Biologische Erzeugung von Wasserstoff mithilfe von Blaualgen

Um eine vollständige Defossilisierung zu erreichen, werden so schnell wie möglich große Mengen an treibhausgasneutralen Energieträgern benötigt. Vor allem ist Grüner Wasserstoff ein essenzieller Energieträger, der nicht nur industriell, sondern auch mithilfe von Blaualgen (Cyanobakterien) hergestellt werden kann.

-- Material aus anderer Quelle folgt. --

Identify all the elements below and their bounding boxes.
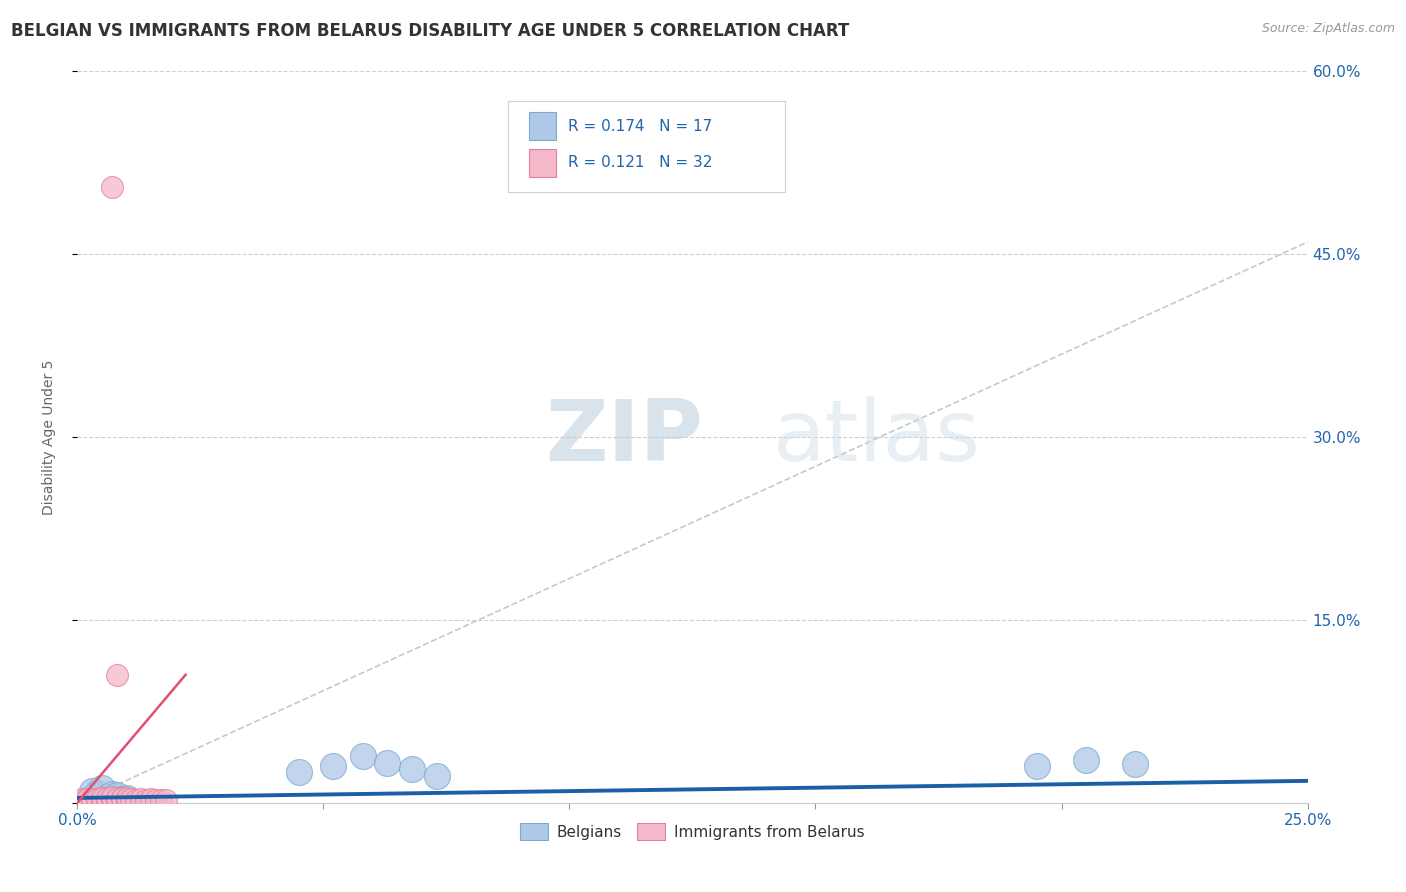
Point <box>1076 753 1098 767</box>
Point <box>111 792 132 806</box>
Point <box>322 759 344 773</box>
Point <box>76 793 98 807</box>
Point <box>76 792 98 806</box>
Point <box>90 791 114 805</box>
Point <box>125 793 148 807</box>
FancyBboxPatch shape <box>508 101 785 192</box>
Point <box>111 791 132 805</box>
Point <box>70 792 93 806</box>
Point <box>82 783 104 797</box>
Point <box>115 791 138 805</box>
Point <box>90 792 114 806</box>
Point <box>1026 759 1049 773</box>
Point <box>70 793 93 807</box>
Text: atlas: atlas <box>772 395 980 479</box>
Point <box>76 795 98 809</box>
Point <box>288 765 311 780</box>
Point <box>105 667 128 681</box>
Point <box>377 756 399 770</box>
Y-axis label: Disability Age Under 5: Disability Age Under 5 <box>42 359 56 515</box>
Point <box>401 762 423 776</box>
FancyBboxPatch shape <box>529 112 555 140</box>
Point <box>145 793 167 807</box>
Point <box>90 781 114 796</box>
Point <box>141 792 163 806</box>
Point <box>86 793 108 807</box>
Point <box>96 793 118 807</box>
Legend: Belgians, Immigrants from Belarus: Belgians, Immigrants from Belarus <box>515 816 870 847</box>
Point <box>105 791 128 805</box>
Point <box>86 786 108 800</box>
Point <box>101 792 124 806</box>
Point <box>111 792 132 806</box>
Point <box>105 793 128 807</box>
FancyBboxPatch shape <box>529 149 555 177</box>
Point <box>90 793 114 807</box>
Text: R = 0.174   N = 17: R = 0.174 N = 17 <box>568 119 713 134</box>
Point <box>115 793 138 807</box>
Point <box>115 791 138 805</box>
Point <box>86 792 108 806</box>
Point <box>352 749 374 764</box>
Point <box>135 793 157 807</box>
Text: ZIP: ZIP <box>546 395 703 479</box>
Text: R = 0.121   N = 32: R = 0.121 N = 32 <box>568 155 713 170</box>
Point <box>101 180 124 194</box>
Point <box>150 793 173 807</box>
Point <box>82 792 104 806</box>
Point <box>1125 756 1147 771</box>
Point <box>96 791 118 805</box>
Point <box>101 789 124 804</box>
Point <box>121 792 143 806</box>
Text: Source: ZipAtlas.com: Source: ZipAtlas.com <box>1261 22 1395 36</box>
Point <box>129 792 153 806</box>
Point <box>96 789 118 804</box>
Point <box>101 787 124 801</box>
Point <box>155 793 177 807</box>
Text: BELGIAN VS IMMIGRANTS FROM BELARUS DISABILITY AGE UNDER 5 CORRELATION CHART: BELGIAN VS IMMIGRANTS FROM BELARUS DISAB… <box>11 22 849 40</box>
Point <box>82 793 104 807</box>
Point <box>426 769 449 783</box>
Point <box>105 789 128 803</box>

Zur Herstellung von Grünem Wasserstoff nutzen diese die photobiologische Wasserstoffproduktion. Es gibt hierbei zwei Mechanismen, die jeweils mit einem anderen Enzym arbeiten. Zum einen die Nitrogenase und zum anderen die Hydrogenase . Bei ersterem dient Nitrogenase der Stickstofffixierung, also der Umwandlung von Luftstickstoff N2 in biologisch nutzbaren Ammoniak. Dabei entsteht Wasserstoff als Nebenprodukt. Zum Teil können die Algen durch die Uptake-Hydrogenase den produzierten Wasserstoff wieder verbrauchen und so Energie zurückgewinnen. Dabei ist die tatsächlich freigesetzte Menge Wasserstoff aber nur gering. Einige Cyanobakterien besitzen zusätzlich die bidirektionale Hydrogenase , die direkt Wasserstoff herstellen kann. Sie läuft ab, wenn die Blaualge plötzlich zu viel Licht bekommt. Die Photosyntheseproduktion läuft nun sehr intensiv ab, weswegen viele Elektronen produziert werden, die die Zellen aber nicht schnell verarbeiten können. Damit es nicht zu irreversiblen Schäden an den Zellen kommt, überträgt die Hydrogenase überschüssige Elektronen auf Protonen aus der Umgebung. Die Hydrogenase dient hier also als Elektronensenke. Das Enzym reduziert jetzt die Protonen zu Wasserstoff. Das Enzym (bidirektionale Hydrogenase) kann die Reaktion aber auch in die andere Richtung katalysieren. So kann das Enzym vorhandenen Wasserstoff aufnehmen und wieder oxidieren, sodass Elektronen freigesetzt werden, die für die Fotosynthese und Zellatmung genutzt werden können.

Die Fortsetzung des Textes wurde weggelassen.